Cette contre-réforme sert juste à faire que la France ait trois qualifiés directement (contre 2 places automatiques et 1 via un tour préliminaire) et que les quatre gros championnat gardent leurs quatre places qualificatives. C'est juste se donner bonne conscience mais au fond, ça n'augmentera pas la probabilité d'un club français à pouvoir gagner la Ligue des champions, que seul l'Olympique de Marseille ait pu soulever, en 1993. Pourquoi? Tout simplement en raison de cette concentration évoquée ci-haut autour de quelques clubs issus de quatre championnats.

Au fond, une véritable contre-réforme de la Ligue des champions irait davantage dans le sens d'un retour aux sources de cette compétition, inventées par les journalistes de l'Équipe d'ailleurs; c'est-à-dire une prépondérance des champions nationaux. Une véritable contre-réforme de la Ligue des champions serait comme suit:

  1. Les huit premiers championnats nationaux au classement de l'UEFA - à l'heure actuelle et dans l'ordre de classement: Espagne, Angleterre, Italie, Allemagne, France, Russie, Portugal, Belgique - auraient leurs deux premiers directement qualifiés et le troisième obligé de passer un tour préliminaire pour tenter de se qualifier.
  2. Du 9e au 16e championnat de l'indice UEFA - actuellement: Ukraine, Turquie, Pays-Bas, Autriche, République Tchèque, Grèce, Croatie, Danemark - auraient leur champion directement qualifié et le deuxième en position de passer un tour préliminaire.

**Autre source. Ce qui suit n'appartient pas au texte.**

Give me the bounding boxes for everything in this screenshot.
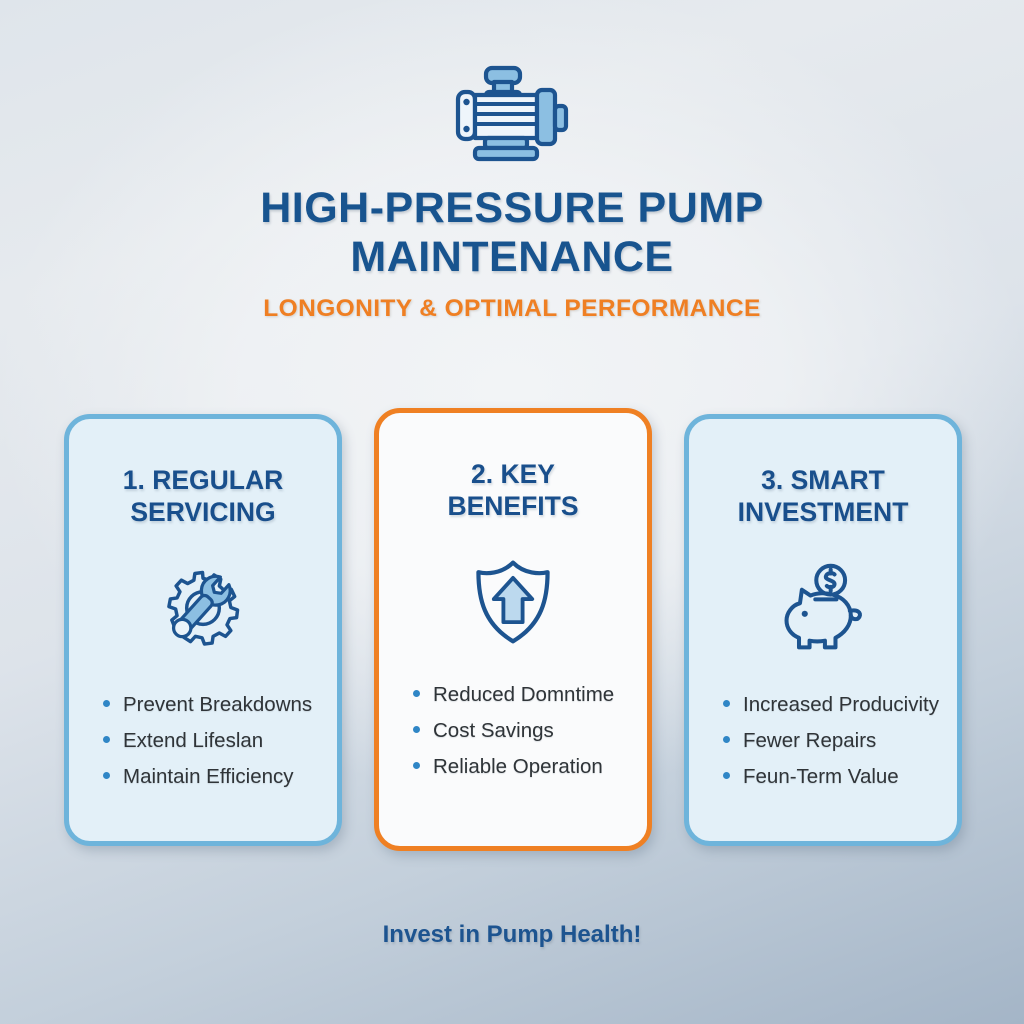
gear-wrench-icon	[155, 561, 251, 657]
card-smart-investment[interactable]: 3. SMART INVESTMENT Increa	[684, 414, 962, 846]
bullet-dot-icon	[723, 736, 730, 743]
bullet-dot-icon	[413, 726, 420, 733]
infographic-canvas: HIGH-PRESSURE PUMP MAINTENANCE LONGONITY…	[0, 0, 1024, 1024]
bullet-list: Reduced Domntime Cost Savings Reliable O…	[379, 683, 647, 791]
page-title: HIGH-PRESSURE PUMP MAINTENANCE	[0, 184, 1024, 281]
card-title-line-1: 3. SMART	[708, 465, 938, 497]
bullet-dot-icon	[103, 736, 110, 743]
card-list: 1. REGULAR SERVICING Prevent Breakdowns	[0, 408, 1024, 848]
bullet-text: Reliable Operation	[433, 755, 603, 779]
bullet-text: Cost Savings	[433, 719, 554, 743]
card-title-line-2: BENEFITS	[398, 491, 628, 523]
list-item: Reliable Operation	[413, 755, 647, 779]
card-title-line-2: SERVICING	[88, 497, 318, 529]
bullet-dot-icon	[723, 700, 730, 707]
card-title-line-2: INVESTMENT	[708, 497, 938, 529]
bullet-text: Maintain Efficiency	[123, 765, 294, 789]
bullet-dot-icon	[723, 772, 730, 779]
list-item: Maintain Efficiency	[103, 765, 337, 789]
bullet-list: Prevent Breakdowns Extend Lifeslan Maint…	[69, 693, 337, 801]
page-title-line-1: HIGH-PRESSURE PUMP	[0, 184, 1024, 233]
card-title: 1. REGULAR SERVICING	[88, 465, 318, 529]
bullet-dot-icon	[103, 772, 110, 779]
card-regular-servicing[interactable]: 1. REGULAR SERVICING Prevent Breakdowns	[64, 414, 342, 846]
list-item: Cost Savings	[413, 719, 647, 743]
footer-call-to-action: Invest in Pump Health!	[0, 921, 1024, 949]
page-subtitle: LONGONITY & OPTIMAL PERFORMANCE	[0, 295, 1024, 323]
bullet-text: Feun-Term Value	[743, 765, 899, 789]
bullet-text: Extend Lifeslan	[123, 729, 263, 753]
list-item: Reduced Domntime	[413, 683, 647, 707]
bullet-dot-icon	[413, 762, 420, 769]
bullet-dot-icon	[103, 700, 110, 707]
pump-motor-icon	[442, 62, 582, 162]
page-title-line-2: MAINTENANCE	[0, 233, 1024, 282]
list-item: Feun-Term Value	[723, 765, 957, 789]
list-item: Prevent Breakdowns	[103, 693, 337, 717]
bullet-text: Prevent Breakdowns	[123, 693, 312, 717]
card-title-line-1: 2. KEY	[398, 459, 628, 491]
card-title-line-1: 1. REGULAR	[88, 465, 318, 497]
shield-up-arrow-icon	[465, 553, 561, 649]
bullet-text: Reduced Domntime	[433, 683, 614, 707]
bullet-dot-icon	[413, 690, 420, 697]
card-title: 2. KEY BENEFITS	[398, 459, 628, 523]
bullet-text: Fewer Repairs	[743, 729, 876, 753]
piggy-bank-coin-icon	[775, 561, 871, 657]
bullet-text: Increased Producivity	[743, 693, 939, 717]
card-title: 3. SMART INVESTMENT	[708, 465, 938, 529]
bullet-list: Increased Producivity Fewer Repairs Feun…	[689, 693, 957, 801]
header: HIGH-PRESSURE PUMP MAINTENANCE LONGONITY…	[0, 0, 1024, 323]
list-item: Extend Lifeslan	[103, 729, 337, 753]
card-key-benefits[interactable]: 2. KEY BENEFITS Reduced Domntime Cost Sa…	[374, 408, 652, 851]
list-item: Fewer Repairs	[723, 729, 957, 753]
list-item: Increased Producivity	[723, 693, 957, 717]
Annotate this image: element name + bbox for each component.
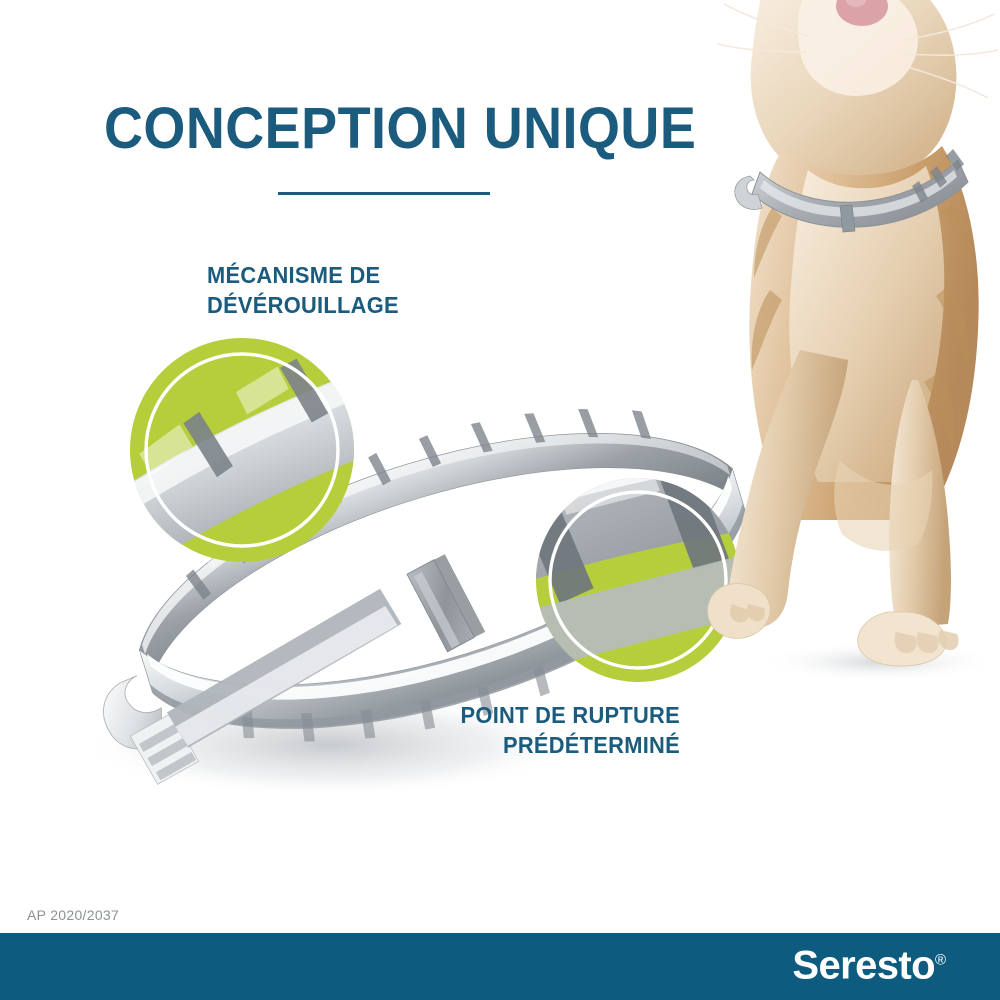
magnifier-ring-right	[550, 492, 726, 668]
cat-paw-shadow	[760, 642, 1000, 682]
title-divider	[278, 192, 490, 195]
cat-chest	[749, 146, 978, 520]
cat-vector	[690, 0, 1000, 700]
callout-label-unlock-mechanism: MÉCANISME DE DÉVÉROUILLAGE	[207, 260, 399, 320]
cat-nose-shine	[846, 0, 866, 7]
cat-whiskers	[718, 4, 998, 98]
magnifier-unlock-mechanism	[0, 111, 1000, 1000]
cat-raised-leg	[728, 350, 848, 628]
cat-collar-keeper	[840, 205, 855, 232]
poster-canvas: CONCEPTION UNIQUE MÉCANISME DE DÉVÉROUIL…	[0, 0, 1000, 1000]
magnifier-breaking-point	[0, 278, 1000, 1000]
footer-bar: Seresto®	[0, 933, 1000, 1000]
callout-breakpoint-line1: POINT DE RUPTURE	[461, 700, 680, 730]
cat-illustration	[690, 0, 1000, 700]
cat-chest-blaze	[789, 166, 944, 482]
cat-belly-shade	[834, 460, 932, 551]
collar-segments-back	[167, 373, 658, 603]
registered-trademark-icon: ®	[935, 951, 946, 968]
callout-unlock-line2: DÉVÉROUILLAGE	[207, 290, 399, 320]
cat-standing-paw-toes	[894, 630, 958, 653]
cat-muzzle	[798, 0, 918, 96]
brand-name: Seresto	[792, 943, 935, 987]
cat-standing-leg	[889, 380, 951, 628]
document-code: AP 2020/2037	[27, 907, 119, 923]
callout-unlock-line1: MÉCANISME DE	[207, 260, 399, 290]
cat-nose	[836, 0, 888, 26]
page-title: CONCEPTION UNIQUE	[104, 98, 696, 160]
cat-raised-paw	[708, 584, 770, 639]
callout-label-breaking-point: POINT DE RUPTURE PRÉDÉTERMINÉ	[461, 700, 680, 760]
collar-buckle	[91, 586, 425, 794]
callout-breakpoint-line2: PRÉDÉTERMINÉ	[461, 730, 680, 760]
cat-head	[751, 0, 957, 185]
cat-raised-paw-toes	[730, 604, 765, 622]
collar-keeper-loop	[405, 550, 488, 657]
cat-collar-segments	[912, 149, 964, 203]
cat-tabby-stripes	[752, 204, 972, 454]
cat-standing-paw	[858, 612, 946, 666]
cat-collar	[735, 149, 968, 232]
cat-collar-buckle	[735, 176, 762, 210]
collar-back-arc	[104, 353, 743, 684]
magnifier-ring-left	[146, 354, 338, 546]
brand-logo: Seresto®	[792, 943, 946, 988]
collar-facets-back	[190, 391, 591, 570]
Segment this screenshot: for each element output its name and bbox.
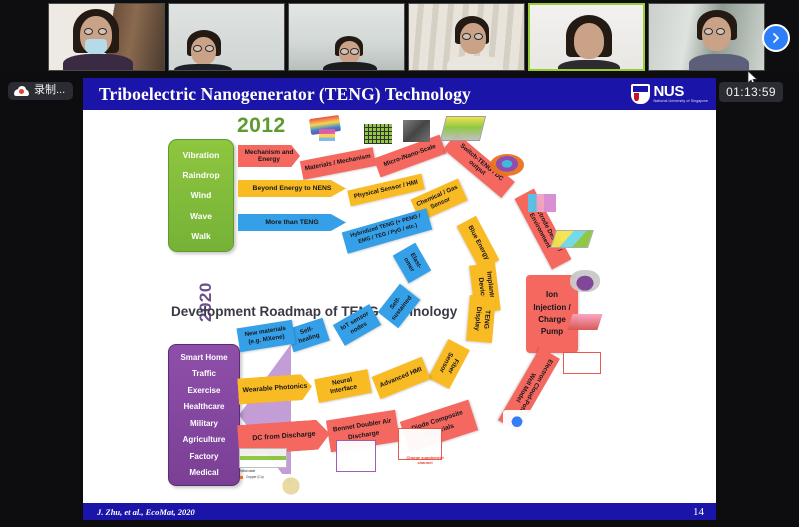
face-mask: [85, 39, 107, 55]
glasses-right-icon: [98, 28, 107, 35]
nus-crest-icon: [631, 84, 650, 104]
nus-logo: NUS National University of Singapore: [631, 84, 708, 104]
meeting-timer: 01:13:59: [719, 82, 783, 102]
legend-swatch-copper: [240, 476, 243, 479]
figure-gears: [273, 474, 309, 498]
blue-tag-2: Self-sustained: [378, 284, 421, 328]
amber-tag-6: Advanced HMI: [371, 357, 430, 399]
legend-copper: Copper (Cu): [246, 475, 264, 479]
participant-tiles: [48, 3, 765, 71]
shared-slide: Triboelectric Nanogenerator (TENG) Techn…: [83, 78, 716, 520]
source-item-2: Wind: [191, 190, 212, 200]
amber-tag-4: TENG Display: [466, 295, 496, 343]
torso-shape: [689, 54, 749, 71]
participant-tile-5-active-speaker[interactable]: [528, 3, 645, 71]
figure-layered-device: [440, 116, 486, 141]
blue-tag-1: Elast-omer: [393, 243, 432, 284]
year-label-start: 2012: [237, 114, 286, 138]
participant-tile-6[interactable]: [648, 3, 765, 71]
amber-tag-5: Fiber Sensor: [428, 339, 470, 389]
glasses-left-icon: [704, 28, 713, 35]
glasses-right-icon: [716, 28, 725, 35]
slide-header: Triboelectric Nanogenerator (TENG) Techn…: [83, 78, 716, 110]
figure-sem-image: [403, 120, 430, 142]
next-page-button[interactable]: [762, 24, 790, 52]
amber-head-tag: Beyond Energy to NENS: [238, 180, 346, 197]
application-item-7: Medical: [189, 468, 218, 477]
source-item-4: Walk: [191, 231, 211, 241]
cloud-record-icon: [14, 86, 29, 96]
figure-chemical-vial: [319, 129, 335, 141]
application-item-1: Traffic: [192, 369, 216, 378]
participant-tile-3[interactable]: [288, 3, 405, 71]
application-item-2: Exercise: [188, 386, 221, 395]
applications-box: Smart Home Traffic Exercise Healthcare M…: [168, 344, 240, 486]
glasses-right-icon: [350, 48, 359, 55]
glasses-left-icon: [193, 45, 202, 52]
slide-page-number: 14: [693, 506, 704, 518]
glasses-left-icon: [84, 28, 93, 35]
blue-head-tag: More than TENG: [238, 214, 346, 231]
amber-tag-7: Neural Interface: [314, 369, 372, 403]
screen-share-window: 录制... 01:13:59 Triboelectric Nanogenerat…: [0, 0, 799, 527]
amber-tag-8: Wearable Photonics: [237, 373, 313, 404]
participant-tile-1[interactable]: [48, 3, 165, 71]
figure-electrode-bars: [528, 194, 556, 212]
red-head-tag: Mechanism and Energy: [238, 145, 300, 167]
energy-sources-box: Vibration Raindrop Wind Wave Walk: [168, 139, 234, 252]
nus-logo-name: NUS: [653, 84, 708, 99]
application-item-3: Healthcare: [184, 402, 225, 411]
slide-title: Triboelectric Nanogenerator (TENG) Techn…: [99, 84, 471, 105]
figure-rotating-disc: [490, 154, 524, 176]
tile-background: [169, 4, 284, 70]
application-item-0: Smart Home: [180, 353, 227, 362]
figure-charge-pump-circuit: [563, 352, 601, 374]
source-item-3: Wave: [190, 211, 212, 221]
figure-ion-injection: [567, 314, 602, 330]
red-tag-4: Ion Injection / Charge Pump: [526, 275, 578, 353]
glasses-left-icon: [462, 33, 471, 40]
glasses-right-icon: [474, 33, 483, 40]
glasses-left-icon: [340, 48, 349, 55]
slide-citation: J. Zhu, et al., EcoMat, 2020: [97, 507, 195, 517]
source-item-0: Vibration: [183, 150, 220, 160]
torso-shape: [323, 62, 377, 71]
recording-indicator[interactable]: 录制...: [8, 82, 73, 100]
red-tag-0: Materials / Mechanism: [300, 147, 376, 180]
face-shape: [574, 23, 604, 59]
torso-shape: [174, 64, 232, 71]
participant-tile-4[interactable]: [408, 3, 525, 71]
application-item-6: Factory: [190, 452, 219, 461]
figure-nano-grid: [364, 124, 392, 144]
torso-shape: [558, 60, 620, 71]
torso-shape: [447, 56, 503, 71]
application-item-5: Agriculture: [183, 435, 226, 444]
chevron-right-icon: [770, 32, 782, 44]
figure-potential-well: [503, 410, 543, 436]
blue-tag-0: Hybridized TENG (+ PENG / EMG / TEG / Py…: [342, 208, 433, 253]
torso-shape: [63, 54, 133, 71]
application-item-4: Military: [190, 419, 218, 428]
legend-initial-state: Initial state: [240, 469, 255, 473]
nus-logo-subtitle: National University of Singapore: [653, 100, 708, 104]
figure-discharge-plot: [336, 440, 376, 472]
figure-copper-state: [239, 448, 287, 468]
glasses-right-icon: [205, 45, 214, 52]
figure-implant-device: [570, 270, 600, 292]
charge-note-label: Charge supplement channel: [403, 456, 447, 465]
source-item-1: Raindrop: [182, 170, 219, 180]
video-gallery-strip: [0, 0, 799, 74]
recording-label: 录制...: [34, 85, 65, 96]
slide-body: 2012 2020 Vibration Raindrop Wind Wave W…: [83, 110, 716, 503]
figure-electrode-plates: [550, 230, 594, 248]
participant-tile-2[interactable]: [168, 3, 285, 71]
slide-footer: J. Zhu, et al., EcoMat, 2020 14: [83, 503, 716, 520]
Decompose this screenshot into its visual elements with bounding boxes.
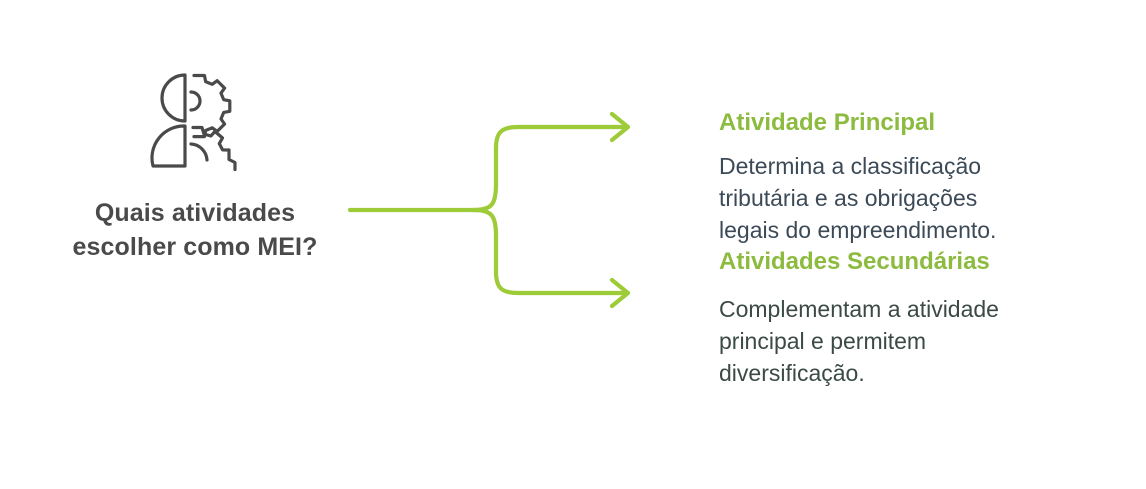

Ce qui fait que la moitié des 32 places en phase de poules de la Ligue champions seraient occupées par des vainqueurs de leur championnat respectif, un élargissement de la concurrence qui rendrait la compétition européenne plus... égalitaire. Le problème qui peut se poser est que les grands clubs seraient ainsi lourdement pénalisés en cas d'absence de participation à la Ligue des champions, à moins que l'écart entre la Ligue des champions et la Ligue Europa en matière de droits télé se réduise. Sinon, ça devra vendre pour rester dans les clous du fair-play financier, qui devra être renforcé dans ses missions, tant son application depuis quelques années laisse à désirer.

En revenant sur la réforme proposé par le lobby des grands clubs, est-ce que les supporters y donnent leur approbation? C'est loin d'être évident. Par exemple, au Bayern Munich, un des clubs à l'initiative de cette proposition de réforme controversée, de nombreux supporters interrogés désapprouvent complètement l'idée d'une Ligue fermée (cf lien n°3). Il faut voir si les supporters des autres grands clubs réagissent de la même manière et si c'est le cas, ça prouvera que les directions des clubs, qui suivent une logique capitaliste, faussement concurrentielle, sont déconnectés de leur base que sont les supporters.